Even if it shatters into meteor fragments several kilometers in size, an impact on the Blue Planet can still bring catastrophic disasters.

A meteor impact with a diameter greater than five kilometers would render everything within at least a one-thousand-kilometer radius from the impact site lifeless.

The impacting meteor would launch the material near the impact site into space, while the heat generated from atmospheric friction and energy released from the impact would create a wall of fire at least several kilometers high, with temperatures exceeding several thousand degrees Celsius, sweeping across at least a fifteen-hundred-kilometer radius.

Within this range, even hiding in an underground shelter poses a great probability of being cooked alive by this heat, much like a stewed chicken in Guangdong Meizhou, even if your shelter is deep enough—the subsequent earthquake, at least magnitude eleven, would be enough to bury you alive.

If you're lucky, and humanity survives in millions of years, your fossil might still be excavated.

If you'd like to leave some mark for humanity, you could stick up your middle finger, and future humans will undoubtedly be moved by your sense of optimism.

The impact of the meteor will send shockwaves traveling around the globe at several times the speed of sound, so no matter where you are on the Blue Planet, you'll hear the explosive sound from the meteor's impact.

If you're on the opposite hemisphere of the impact site when the meteor hits, you're temporarily safe, and the sound from the shockwave will still remind you to take shelter.

But all this is merely the beginning; the disaster is just starting.

In the following days, the firestorm composed of smog and debris will cover the entire Blue Planet, raising global temperatures from the poles to the Equator to between 70 and 200 degrees, turning the surface of the Blue Planet into a massive oven.

The surface will become uninhabitable for humans, and all vegetation will be scorched and ignited by this heat. Toxic gases produced by the global fires will spread throughout the atmosphere, killing the vast majority of surface life.

And all this is still just the prelude and overture to disaster, merely an appetizer before the main course.

Due to rising atmospheric temperatures, sea levels will rise rapidly, combined with the kinetic energy impact released by the meteor, producing tsunamis over a thousand meters high, impacting almost all coastal cities.

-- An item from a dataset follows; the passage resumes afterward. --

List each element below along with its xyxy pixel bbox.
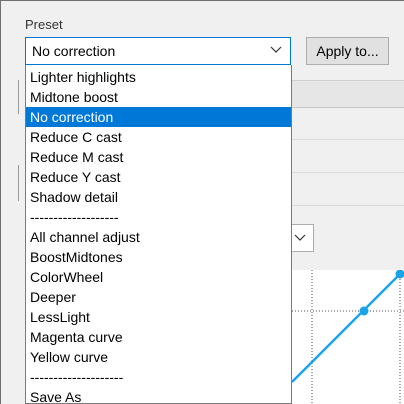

The dust cloud raised by the impact and toxic gases produced by global fires will form a smog that will block sunlight, covering the Blue Planet for decades or even centuries, plunging the Blue Planet into a long, dark night.

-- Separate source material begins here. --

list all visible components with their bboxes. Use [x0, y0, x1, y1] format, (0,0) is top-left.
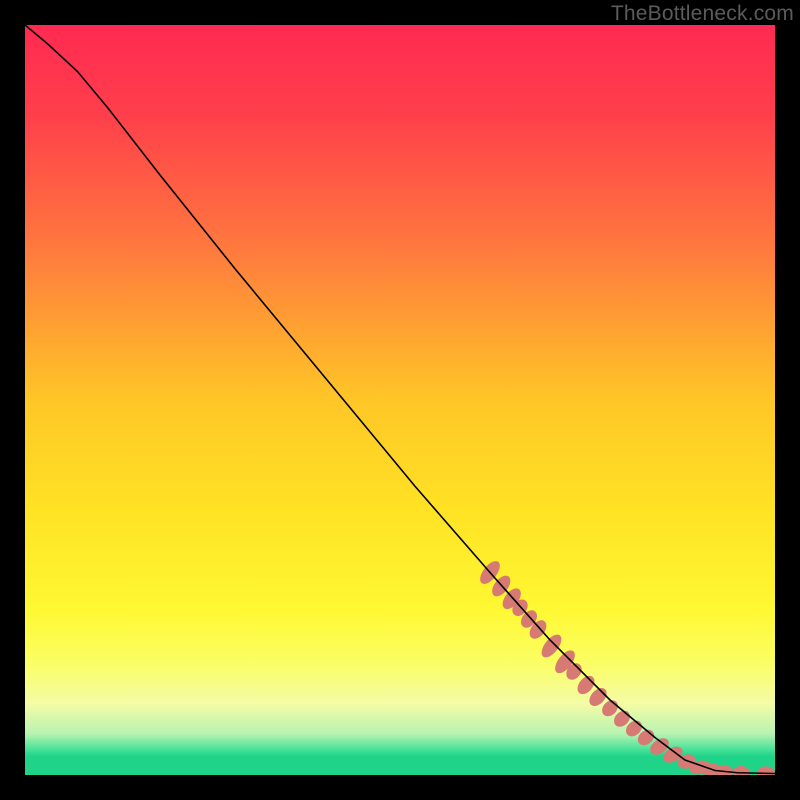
chart-stage: TheBottleneck.com — [0, 0, 800, 800]
chart-background-gradient — [25, 25, 775, 775]
watermark-text: TheBottleneck.com — [611, 2, 794, 26]
chart-svg — [25, 25, 775, 775]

Moreover, material hurled into space and smaller meteor fragments carried by the meteor itself will continue to impact the Blue Planet.

In the hemisphere of the impact site, this would be like carpet bombing, and continuous meteor impacts would leave very few survivors.

Even those who managed to hide in underground shelters would find survival impossible amidst such frequent meteor bombardment, with impacts ranging from a few meters to hundreds of meters daily.

As for the hemisphere opposite the impact site, luck might be a little better, but meteors could still fall randomly, and you could virtually expect to see meteors demolish buildings with a certain probability.

But even this isn't the end, as the entire globe would be covered by a thick dust cloud and toxic gases, forming a smog that would lead to rapid cooling over the next few months.

If high-latitude cities haven't been destroyed in the collision, temperatures could drop to minus 70 degrees, while the Equatorial Region might fare a bit better, with temperatures hovering around minus twenty or thirty degrees.

Because this seemingly endless long night weathers the Earth for decades or centuries, the extreme cold will last for an entire century, making the setting of the Ice Age scenario a reality in this prolonged, freezing long night.